Dalam kepekatan malam tersebut, Btari akhirnya tiba di rumah. Udara dingin menyelimuti tubuhnya yang lelah setelah seharian sibuk mengurus persiapan proyek amal kepedulian untuk Palestina. Motornya ia parkir di teras di samping mobil Barra. Ia berjalan dengan sisa-sisa tenaganya. Tangannya menggenggam tas kamera yang berat, sementara pikirannya masih penuh dengan rapat, daftar tugas yang belum selesai, dan... Barra. Lelaki itu tidak pernah luput dari benaknya, meski ia berusaha keras untuk mengabaikannya.
Ketika ia membuka pintu rumah, aroma masakan hangat menyambutnya. Lampu ruang tengah masih menyala, dan di sana, duduklah Barra di sofa dengan kemeja santainya. Ia menatap Btari, wajahnya bercampur lega dan kesal.
“Kamu pulang juga akhirnya,” kata Barra dengan nada datar, tapi jelas ada kekhawatiran di baliknya.
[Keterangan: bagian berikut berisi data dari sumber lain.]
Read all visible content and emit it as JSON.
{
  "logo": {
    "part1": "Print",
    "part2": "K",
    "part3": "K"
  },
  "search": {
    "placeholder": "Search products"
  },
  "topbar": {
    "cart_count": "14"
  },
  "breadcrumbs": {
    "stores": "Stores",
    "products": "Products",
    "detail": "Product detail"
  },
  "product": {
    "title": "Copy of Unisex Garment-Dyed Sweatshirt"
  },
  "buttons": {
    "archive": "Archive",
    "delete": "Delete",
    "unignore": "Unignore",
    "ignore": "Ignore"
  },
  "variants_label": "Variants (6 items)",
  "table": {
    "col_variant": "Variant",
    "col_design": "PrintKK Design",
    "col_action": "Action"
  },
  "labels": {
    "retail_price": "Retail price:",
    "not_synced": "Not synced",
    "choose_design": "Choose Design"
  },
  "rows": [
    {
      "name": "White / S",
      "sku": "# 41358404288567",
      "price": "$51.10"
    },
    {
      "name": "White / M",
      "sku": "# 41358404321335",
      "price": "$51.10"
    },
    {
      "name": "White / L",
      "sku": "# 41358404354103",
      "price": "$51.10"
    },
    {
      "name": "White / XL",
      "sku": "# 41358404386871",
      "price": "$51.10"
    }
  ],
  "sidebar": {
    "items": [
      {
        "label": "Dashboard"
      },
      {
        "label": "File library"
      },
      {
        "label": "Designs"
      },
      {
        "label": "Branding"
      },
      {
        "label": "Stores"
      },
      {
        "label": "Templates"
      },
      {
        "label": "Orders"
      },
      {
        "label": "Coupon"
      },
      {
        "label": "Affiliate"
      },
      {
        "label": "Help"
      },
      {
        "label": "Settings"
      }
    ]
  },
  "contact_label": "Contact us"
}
Btari menahan diri untuk tidak menghela napas panjang. Ia tidak ingin terjebak dalam situasi seperti ini lagi—situasi di mana Barra menunjukkan perhatiannya, membuat hatinya melemah, lalu ia harus mengingatkan dirinya sendiri bahwa pernikahan mereka hanya sementara. Tapi ia lebih membenci dirinya yang harus lemah karena segala perhatian Barra.
Mengapa lelaki ini harus setega ini padanya? Kepala Btari berdenyut seketika.
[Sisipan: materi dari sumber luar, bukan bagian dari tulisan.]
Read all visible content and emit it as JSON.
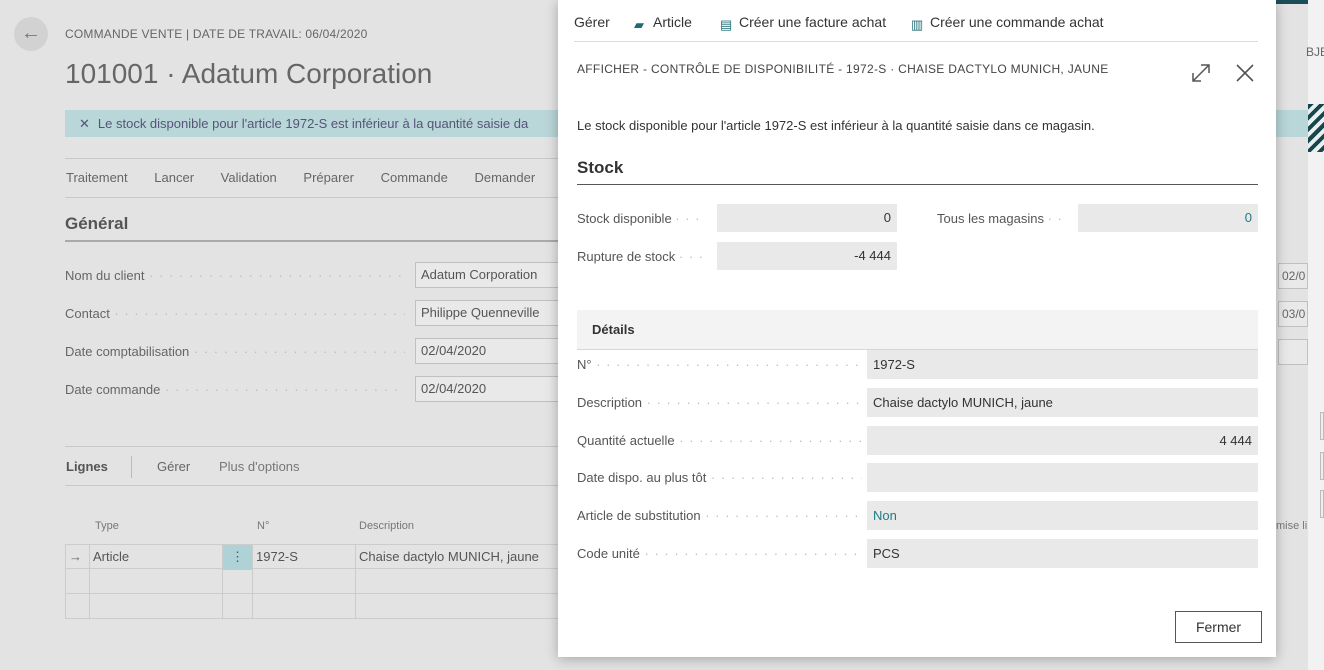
{
  "background": {
    "breadcrumb": "COMMANDE VENTE | DATE DE TRAVAIL: 06/04/2020",
    "title": "101001 · Adatum Corporation",
    "banner_text": "Le stock disponible pour l'article 1972-S est inférieur à la quantité saisie da",
    "actions": [
      "Traitement",
      "Lancer",
      "Validation",
      "Préparer",
      "Commande",
      "Demander"
    ],
    "section_title": "Général",
    "fields": [
      {
        "label": "Nom du client",
        "value": "Adatum Corporation"
      },
      {
        "label": "Contact",
        "value": "Philippe Quenneville"
      },
      {
        "label": "Date comptabilisation",
        "value": "02/04/2020"
      },
      {
        "label": "Date commande",
        "value": "02/04/2020"
      }
    ],
    "right_fields": [
      "02/0",
      "03/0",
      ""
    ],
    "right_text": "BJE",
    "lines": {
      "title": "Lignes",
      "manage": "Gérer",
      "more": "Plus d'options",
      "columns": {
        "type": "Type",
        "no": "N°",
        "description": "Description",
        "mise": "mise li"
      },
      "rows": [
        {
          "arrow": "→",
          "type": "Article",
          "menu": "⋮",
          "no": "1972-S",
          "description": "Chaise dactylo MUNICH, jaune"
        }
      ]
    }
  },
  "dialog": {
    "actions": [
      {
        "label": "Gérer"
      },
      {
        "label": "Article",
        "icon": "item-icon"
      },
      {
        "label": "Créer une facture achat",
        "icon": "purchase-invoice-icon"
      },
      {
        "label": "Créer une commande achat",
        "icon": "purchase-order-icon"
      }
    ],
    "title": "AFFICHER - CONTRÔLE DE DISPONIBILITÉ - 1972-S · CHAISE DACTYLO MUNICH, JAUNE",
    "message": "Le stock disponible pour l'article 1972-S est inférieur à la quantité saisie dans ce magasin.",
    "stock": {
      "title": "Stock",
      "stock_disponible": {
        "label": "Stock disponible",
        "value": "0"
      },
      "tous_magasins": {
        "label": "Tous les magasins",
        "value": "0"
      },
      "rupture": {
        "label": "Rupture de stock",
        "value": "-4 444"
      }
    },
    "details": {
      "title": "Détails",
      "rows": [
        {
          "label": "N°",
          "value": "1972-S"
        },
        {
          "label": "Description",
          "value": "Chaise dactylo MUNICH, jaune"
        },
        {
          "label": "Quantité actuelle",
          "value": "4 444"
        },
        {
          "label": "Date dispo. au plus tôt",
          "value": ""
        },
        {
          "label": "Article de substitution",
          "value": "Non"
        },
        {
          "label": "Code unité",
          "value": "PCS"
        }
      ]
    },
    "close_button": "Fermer"
  },
  "colors": {
    "accent": "#1e7b86",
    "banner": "#b9d6d8"
  }
}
“Sudah ku bilang jangan menunggukan?” jawab Btari singkat sambil melepas sepatunya. Ia tidak menatap Barra, hanya berjalan melewatinya menuju dapur untuk mengambil segelas air.
Barra mengikutinya, bersandar di ambang pintu dapur sambil melipat tangannya di dada. "Aku nggak bisa nggak nunggu, Btari. Kamu pergi pagi, pulang malam, nggak pernah cerita apa pun. Aku khawatir."
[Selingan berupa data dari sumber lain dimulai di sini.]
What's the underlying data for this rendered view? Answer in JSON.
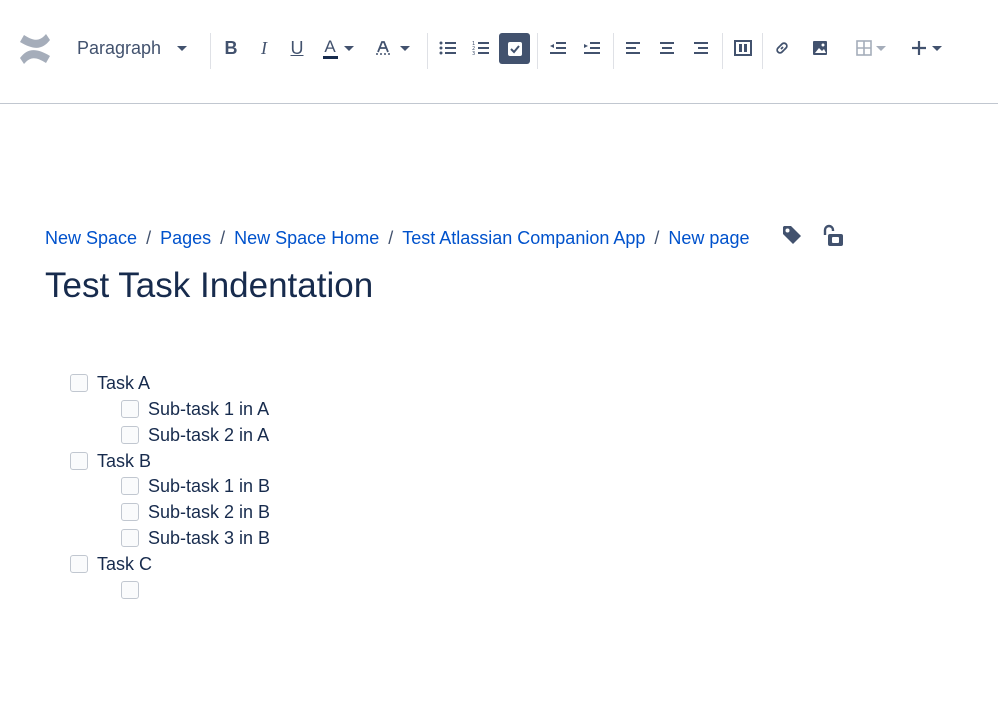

Btari meletakkan gelasnya dengan sedikit keras di meja. Ia berbalik menatap Barra, berusaha keras menahan emosinya. Ia lelah, dan perhatian lelaki itu hanya membuatnya semakin bingung.
“Kamu nggak perlu khawatir. Aku bisa jaga diri,” kata Btari tegas, meski suaranya terdengar lelah. "Lagipula, kita... kita nggak perlu repot begini, kan? Kita cuma kerja sama, Barra. Kamu nggak harus peduli sedalam itu."
Barra terdiam, rahangnya mengeras. Ia tahu Btari mencoba menjaga jarak, tapi hatinya menolak untuk tidak peduli. "Kerja sama? Btari, aku tahu ini memang hanya hubungan kerja sama, tapi kita tinggal serumah. Kamu istriku, meskipun hanya di atas kertas. Gimana aku bisa nggak peduli? Aku nggak bisa pura-pura kamu nggak ada."
Kalimat itu menusuk Btari, membuat pertahanannya hampir runtuh. Tapi ia menegakkan tubuh, menarik napas dalam-dalam untuk menenangkan dirinya.
"Barra, kamu terlalu baik. Tapi justru karena itu, aku nggak bisa. Aku nggak mau terjebak dalam ini semua. Bukankah kita sudah sepakat kalau kita akan memulainya dari awal lagi? Sama seperti hubungan kita di awal-awal. Bersikaplah selayaknya rekan kerja. Jangan terlalu dekat."
Barra mendekat, matanya menatap tajam ke arah Btari. “Dan aku nggak bisa pura-pura dingin sama kamu, Bi. Kita hidup satu atap, Btari. Abangmu dan orang tuaku taunya kita suami-istri."
Kata-kata itu membuat Btari terdiam. Ia merasakan pergolakan di dadanya, perasaan yang ia coba tekan selama ini. Ia tahu bahwa Barra mungkin tulus, tapi situasi mereka terlalu rumit. Ia tidak bisa membiarkan dirinya terhanyut.
“Aku capek, Barra. Kita bicara besok aja, ya,” kata Btari akhirnya, menghindari tatapan Barra. Ia berjalan melewatinya menuju kamarnya, meninggalkan lelaki itu berdiri sendirian di dapur.
Btari berjalan pelan ke kamarnya. Hingga ketika ia sampai, segera ia menutup pintu kamarnya. Ia terduduk lemas di pinggir tempat tidurnya. Lelah fisiknya nyatanya tak selelah batinnya mengatasi perasaannya sendiri.
"Kamu terlalu baik, Bar. Sampai aku sendiri lupa kalau itu hanya kepedulianmu sesama manusia." Lirih Btari.